The dramatic week of flooding sets the stage for a difficult recovery, in a growing state that’s already struggling to provide shelter to homeless residents. It’s not clear how many homes have been damaged, but neighborhoods in dozens of towns and cities took on water. Recovery won’t be quick — after flooding in 2021, some residents who lost their homes were displaced for months.

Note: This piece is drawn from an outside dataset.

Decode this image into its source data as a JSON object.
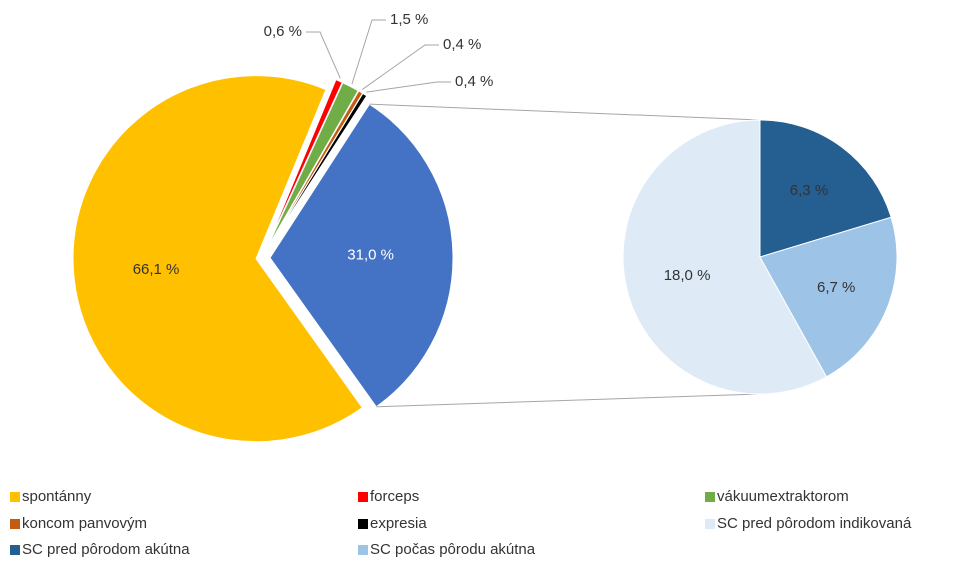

President Donald Trump on Friday signed the state’s request for an expedited emergency declaration, which will enable people to seek individual assistance from the Federal Emergency Management Agency for things like temporary housing and home repairs. The measure will also allow state and local governments to seek federal assistance to remove debris and repair roads, bridges, water facilities and other infrastructure.
The Trump administration has made suggestions it would overhaul FEMA and prove less disaster relief to states. In left-leaning Washington, the president’s pen to paper offered another an initial sigh of relief.
“One of the challenges that we’ve had with the administration in the past is that they don’t really want to do longer term recovery,” said Rep. Rick Larsen, who represents Burlington and Mount Vernon. In an interview with NBC News, Larsen added that the declaration was “an indication that they understand how disastrous this particular disaster is and we’re not out of it yet.”
The next atmospheric river storm on tap will likely arrive Sunday night.
Jeff Michalski, a meteorologist at the National Weather Service in Seattle, said a few days of dry weather will allow most rivers to recede, before they begin to swell again on Tuesday, as the rainfall pulses downstream.
Lowland parts of western Washington will receive about an inch of rain during the storm; the mountains could get up to three.
“It could possibly either prolong flooding or cause renewed flooding on some of the rivers,” Michalski said. “A few rivers may bump back into flood stage moving into the Tuesday, Wednesday time frame, but we’re not expecting widespread major flood levels like we have seen.”
After Wednesday, the forecast calls for more rain in lowland Washington and heavy snow in the Cascades.
“It does not let up,” Michalski said.
Ferguson said the situation would remain “dynamic and unpredictable” over the next week.
“This is not just a one- or two- day crisis. These water levels have been historic and they’re going to remain very high for an extended period of time,” Ferguson said. “That puts pressure on our infrastructure. The infrastructure has, for the most part, withstood the challenge so far.”